Le rapport des nouveaux putschistes au facteur le plus important de la bousculade dans la région, et peut-être dans le monde entier (Russie et Occident), reste jusqu'à présent l'absent le plus en vue, bien que certains indicateurs préliminaires poussent à l'hypothèse que la nouvelle génération des putschistes sera plus proches de Moscou que de Paris. Parmi ces indicateurs :
- Damiba a manifesté plus de coopération avec les organisations régionales et continentales et avec les pays de la région traditionnellement alignés sur l'axe français et occidental, ce qui s'est traduit par de nombreux points, dont le plus important a peut-être été l'accord doux sur une phase de transition qui devait conduire à la remise du pouvoir aux civils le 1er juillet 2024.
- Les camarades d'Ibrahim Traoré ont explicitement accusé Damiba de comploter pour revenir au pouvoir avec l'appui des forces spéciales françaises, disant que le secteur qui a connu de nouveaux tirs samedi soir est la zone où se trouve cette force française, avec un armement moderne et une opérationnalité élevée. Toutefois, Paris a très vite et formellement démenti ces accusations dans un communiqué publié par son ambassade à Ouagadougou.

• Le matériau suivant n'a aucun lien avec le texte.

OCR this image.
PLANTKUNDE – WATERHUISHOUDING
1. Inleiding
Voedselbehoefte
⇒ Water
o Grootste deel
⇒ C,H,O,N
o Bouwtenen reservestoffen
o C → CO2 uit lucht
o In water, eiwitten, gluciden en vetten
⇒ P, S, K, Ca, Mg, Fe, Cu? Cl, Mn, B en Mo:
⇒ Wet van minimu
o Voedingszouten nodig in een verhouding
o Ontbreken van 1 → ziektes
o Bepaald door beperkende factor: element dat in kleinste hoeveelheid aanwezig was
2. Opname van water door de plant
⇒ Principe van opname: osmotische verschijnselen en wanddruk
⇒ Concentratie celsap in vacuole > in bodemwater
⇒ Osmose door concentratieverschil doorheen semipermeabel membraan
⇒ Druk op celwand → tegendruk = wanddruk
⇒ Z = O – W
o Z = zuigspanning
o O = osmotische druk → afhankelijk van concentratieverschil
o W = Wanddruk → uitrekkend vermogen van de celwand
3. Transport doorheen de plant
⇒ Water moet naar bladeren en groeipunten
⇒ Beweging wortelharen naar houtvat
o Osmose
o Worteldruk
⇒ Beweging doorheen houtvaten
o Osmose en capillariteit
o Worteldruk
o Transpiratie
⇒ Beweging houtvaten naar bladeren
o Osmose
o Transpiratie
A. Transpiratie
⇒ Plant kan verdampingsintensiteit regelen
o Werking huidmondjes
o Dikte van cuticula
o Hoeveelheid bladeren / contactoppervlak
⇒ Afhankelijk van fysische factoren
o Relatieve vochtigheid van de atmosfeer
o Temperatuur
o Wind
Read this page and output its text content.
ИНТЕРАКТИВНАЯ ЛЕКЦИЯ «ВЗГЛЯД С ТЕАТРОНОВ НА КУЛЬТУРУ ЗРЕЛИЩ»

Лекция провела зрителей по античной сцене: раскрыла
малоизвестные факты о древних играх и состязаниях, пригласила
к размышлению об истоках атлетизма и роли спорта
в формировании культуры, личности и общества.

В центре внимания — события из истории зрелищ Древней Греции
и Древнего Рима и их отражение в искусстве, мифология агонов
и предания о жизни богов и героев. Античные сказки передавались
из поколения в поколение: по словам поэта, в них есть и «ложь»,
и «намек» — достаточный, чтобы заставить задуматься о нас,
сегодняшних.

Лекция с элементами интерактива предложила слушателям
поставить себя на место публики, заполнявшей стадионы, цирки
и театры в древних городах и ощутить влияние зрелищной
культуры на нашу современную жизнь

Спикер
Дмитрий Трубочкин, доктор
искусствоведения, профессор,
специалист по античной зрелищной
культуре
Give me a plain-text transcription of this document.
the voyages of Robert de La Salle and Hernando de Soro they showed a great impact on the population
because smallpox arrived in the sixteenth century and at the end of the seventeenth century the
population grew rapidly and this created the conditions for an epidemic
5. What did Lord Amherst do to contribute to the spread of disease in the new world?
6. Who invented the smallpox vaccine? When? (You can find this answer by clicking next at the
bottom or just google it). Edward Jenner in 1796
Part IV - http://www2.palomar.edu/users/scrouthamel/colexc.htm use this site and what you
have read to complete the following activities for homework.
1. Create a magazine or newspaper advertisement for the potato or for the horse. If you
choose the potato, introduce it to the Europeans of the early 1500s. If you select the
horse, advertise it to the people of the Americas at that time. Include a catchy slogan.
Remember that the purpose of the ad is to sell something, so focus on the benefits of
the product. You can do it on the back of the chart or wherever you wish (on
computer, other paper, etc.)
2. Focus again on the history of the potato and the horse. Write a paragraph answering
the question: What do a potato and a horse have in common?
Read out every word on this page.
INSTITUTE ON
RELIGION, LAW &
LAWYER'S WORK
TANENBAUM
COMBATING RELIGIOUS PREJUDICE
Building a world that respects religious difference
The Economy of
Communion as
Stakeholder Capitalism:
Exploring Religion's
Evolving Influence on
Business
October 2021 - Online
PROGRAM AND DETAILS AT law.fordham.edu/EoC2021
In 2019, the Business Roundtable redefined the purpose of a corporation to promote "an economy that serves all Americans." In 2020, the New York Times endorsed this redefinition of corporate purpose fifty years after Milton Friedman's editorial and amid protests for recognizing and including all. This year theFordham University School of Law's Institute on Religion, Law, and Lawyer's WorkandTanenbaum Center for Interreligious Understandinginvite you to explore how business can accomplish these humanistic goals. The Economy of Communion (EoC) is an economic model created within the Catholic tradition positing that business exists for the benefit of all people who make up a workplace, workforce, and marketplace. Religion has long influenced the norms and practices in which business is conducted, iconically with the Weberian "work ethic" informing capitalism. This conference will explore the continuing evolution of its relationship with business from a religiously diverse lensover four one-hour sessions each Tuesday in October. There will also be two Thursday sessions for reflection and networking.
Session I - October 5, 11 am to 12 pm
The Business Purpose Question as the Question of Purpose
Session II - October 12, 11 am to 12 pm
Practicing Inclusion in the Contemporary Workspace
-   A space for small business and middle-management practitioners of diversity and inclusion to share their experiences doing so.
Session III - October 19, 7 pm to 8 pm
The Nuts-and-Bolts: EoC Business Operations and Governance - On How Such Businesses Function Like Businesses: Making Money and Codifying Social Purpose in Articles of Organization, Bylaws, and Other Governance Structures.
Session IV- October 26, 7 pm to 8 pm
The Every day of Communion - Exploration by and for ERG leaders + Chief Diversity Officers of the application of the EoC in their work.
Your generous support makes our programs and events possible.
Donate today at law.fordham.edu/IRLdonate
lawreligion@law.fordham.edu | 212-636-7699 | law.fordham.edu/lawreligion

En attendant que le portrait prenne sa forme définitive, on peut dire que la dégradation continue de la situation sécuritaire et l'escalade du conflit russo-occidental ainsi que la lutte d'influence entre les générations et la hiérarchie militaire, ont créé une situation, laissant ouverts les deux battants de la porte du pouvoir à la « deuxième génération » de coup d'État pour l’avènement de maîtres au pouvoir dans un nouveau Etat des pays du Sahel africain.